Russia is close to completing its first STEALTH warship capable of avoiding detection by enemy vessels

  • Warship armed with cruise missiles, AA missiles and artillery, state media said 
  • Sleek design and radar-asorbent coating will enable Mercury to dodge detection
  • Hull is complete and she will be delivered to the navy next year, RIA reported 

Russia is close to completing its first stealth warship that will be capable of avoiding detection by enemy vessels, state media reported on Tuesday.

The hull of the Mercury naval corvette, dubbed Project 20386, has been built and the vessel is expected to be delivered to the navy next year, RIA reported.

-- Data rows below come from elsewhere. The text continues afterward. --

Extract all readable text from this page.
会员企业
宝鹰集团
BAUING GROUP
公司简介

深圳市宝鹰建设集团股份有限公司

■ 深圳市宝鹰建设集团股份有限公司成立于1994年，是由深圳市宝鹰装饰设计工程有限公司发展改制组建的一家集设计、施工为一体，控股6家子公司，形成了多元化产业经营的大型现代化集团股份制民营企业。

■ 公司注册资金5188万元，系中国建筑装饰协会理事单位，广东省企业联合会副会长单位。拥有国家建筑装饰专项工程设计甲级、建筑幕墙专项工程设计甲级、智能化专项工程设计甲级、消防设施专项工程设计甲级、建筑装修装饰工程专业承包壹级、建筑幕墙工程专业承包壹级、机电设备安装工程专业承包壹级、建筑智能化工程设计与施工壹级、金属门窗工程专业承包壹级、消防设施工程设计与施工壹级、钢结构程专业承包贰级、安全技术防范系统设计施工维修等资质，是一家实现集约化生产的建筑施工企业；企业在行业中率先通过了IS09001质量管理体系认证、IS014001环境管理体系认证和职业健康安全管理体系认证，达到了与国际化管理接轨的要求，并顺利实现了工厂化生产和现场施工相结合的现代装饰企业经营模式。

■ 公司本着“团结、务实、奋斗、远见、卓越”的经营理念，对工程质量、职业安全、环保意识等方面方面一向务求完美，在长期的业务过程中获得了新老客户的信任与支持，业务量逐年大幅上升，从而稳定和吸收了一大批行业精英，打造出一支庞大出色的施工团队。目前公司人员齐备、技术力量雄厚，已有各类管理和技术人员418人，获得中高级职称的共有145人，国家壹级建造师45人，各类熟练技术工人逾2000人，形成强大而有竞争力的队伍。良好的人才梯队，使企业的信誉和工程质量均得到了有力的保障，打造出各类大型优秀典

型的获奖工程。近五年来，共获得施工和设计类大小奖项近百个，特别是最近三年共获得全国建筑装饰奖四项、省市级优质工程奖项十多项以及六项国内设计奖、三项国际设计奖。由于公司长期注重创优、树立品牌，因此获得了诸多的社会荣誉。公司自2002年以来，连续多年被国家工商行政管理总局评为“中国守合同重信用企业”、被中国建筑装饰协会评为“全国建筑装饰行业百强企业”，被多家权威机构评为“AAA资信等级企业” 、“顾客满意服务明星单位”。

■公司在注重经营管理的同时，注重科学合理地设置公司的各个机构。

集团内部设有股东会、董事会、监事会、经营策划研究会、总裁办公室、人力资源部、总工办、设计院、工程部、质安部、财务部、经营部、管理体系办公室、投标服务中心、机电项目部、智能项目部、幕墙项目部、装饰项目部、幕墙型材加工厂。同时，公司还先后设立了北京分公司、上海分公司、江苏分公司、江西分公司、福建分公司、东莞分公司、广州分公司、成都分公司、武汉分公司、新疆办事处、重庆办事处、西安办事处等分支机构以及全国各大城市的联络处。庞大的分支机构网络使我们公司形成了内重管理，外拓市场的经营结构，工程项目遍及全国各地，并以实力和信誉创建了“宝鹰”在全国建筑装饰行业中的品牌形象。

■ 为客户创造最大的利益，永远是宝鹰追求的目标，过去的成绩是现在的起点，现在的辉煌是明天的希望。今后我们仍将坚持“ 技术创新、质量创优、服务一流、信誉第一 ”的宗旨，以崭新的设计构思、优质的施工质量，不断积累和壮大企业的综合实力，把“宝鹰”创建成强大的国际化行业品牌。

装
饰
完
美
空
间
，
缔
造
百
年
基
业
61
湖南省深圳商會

The warship will be armed with cruise missiles, anti-aircraft missiles and artillery, as well as being capable of hunting down submarines.  

The Mercury will have a radar-absorbent coating as well as a sleek design with minimal protrusions and crevices on her surface to help avoid detection, according to the Kremlin mouthpiece. 

An artist’s impression of the Mercury, dubbed Project 20386. The hull has been completed and it would be delivered to the navy next year, according to Russian state media

Russia has incorporated stealth technology such as a radar-absorbing coating into some of its navy vessels, but those ships have not had full stealth technology, RIA said.

Vladimir Putin had invested heavily in the navy in recent years, though the Defence Ministry’s projects have been beset by Western sanctions. Political ties with the West are at their worst since the 1991 breakup of the Soviet Union.

Before the annexation of Crimea in 2014, it was reported that Russia was going to axe plans for a stealth vessel altogether.

The Izvestia daily newspaper quoted a military source in 2013 who claimed the ship was going to be too expensive, with costs running to 18 billion rubles (£175 million), and that the weaponry proposed was ‘excessive.’

The source said the Kalibr cruise missiles were unnecessary. 

And in April, Russia’s premier defence journal, The Military Review, ran an article which shredded the Mercury project. 

The report also cited lack of equipment to kit the vessel out and design flaws.